Monday, March 07, 2005

The Pope's Last Lesson For Us

EVEN now, when he is unable to give his Wednesday audiences, meet foreign diplomats or travel, he is still on active service. Having spent so much of his pontificate encouraging the world to respect life, he is pursuing another agenda in his last days. It has to do with the central human problem of pain and suffering. This Pope is teaching us how to die.

Perhaps it’s a message that the world needs to hear. We want to deny ageing, sickness and death more than we ever did before. It’s not just that many of us botox our bodies out of their natural state. Sick and elderly people are made to believe they are a burden on society or their relatives and are encouraged to despise their condition. In Holland, what started out as ‘mercy killing’ soon became voluntary euthanasia. Before long, it wasn’t even the elderly person’s call any more. Now relatives and friends are the ones to determine a sick person’s ‘best interests’. Involuntary euthanasia is widespread and some old people in Holland prefer to attend doctors over the border in Germany because they are apprehensive about what might happen locally.
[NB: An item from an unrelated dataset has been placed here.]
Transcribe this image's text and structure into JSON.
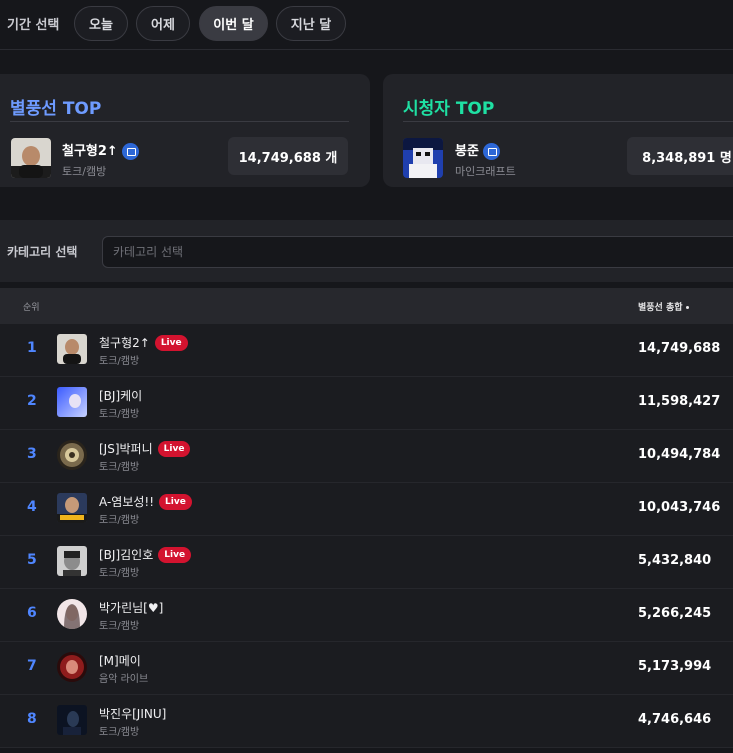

Meanwhile, Britain’s best-known bioethicist, Baroness Warnock, who was feted by the Irish Commission for Assisted Human Reproduction at a recent conference here, has suggested that elderly people should request euthanasia rather than linger on as a burden on their families.

That is the culture which JPII is determined to counter. As a young man in Nazi-occupied Poland he immersed himself in the writings of the suffering Carmelite mystics, St John of the Cross and St Teresa of Avila. Today, a not-so-naïve old man clings to the image of the crucified Christ abandoning himself utterly to the will of the Father and being vindicated in that self-sacrifice by the resurrection. As his physical burdens intensify, his life becomes more unmistakably a prayer of self-sacrifice, spending himself in service to the truths on which he has staked his life.

That is the Pope from Galilee. The point of it all is to embrace the human condition fully. As a young man, a lover of sport and deep friendship, he could get ready and go where he wanted. Now, bound up in old age, he enters deep into the world of suffering where, like any human being, he would rather not go. Yet by witnessing to the dignity of human life in the midst of pain and suffering, JPII is doing what he always did: leading by example.

In a world grown suspicious of the idea of heroes, here surely is a man who stands out. Get to know him while he’s still with us. Something tells me you’ll be talking to your grandchildren about him.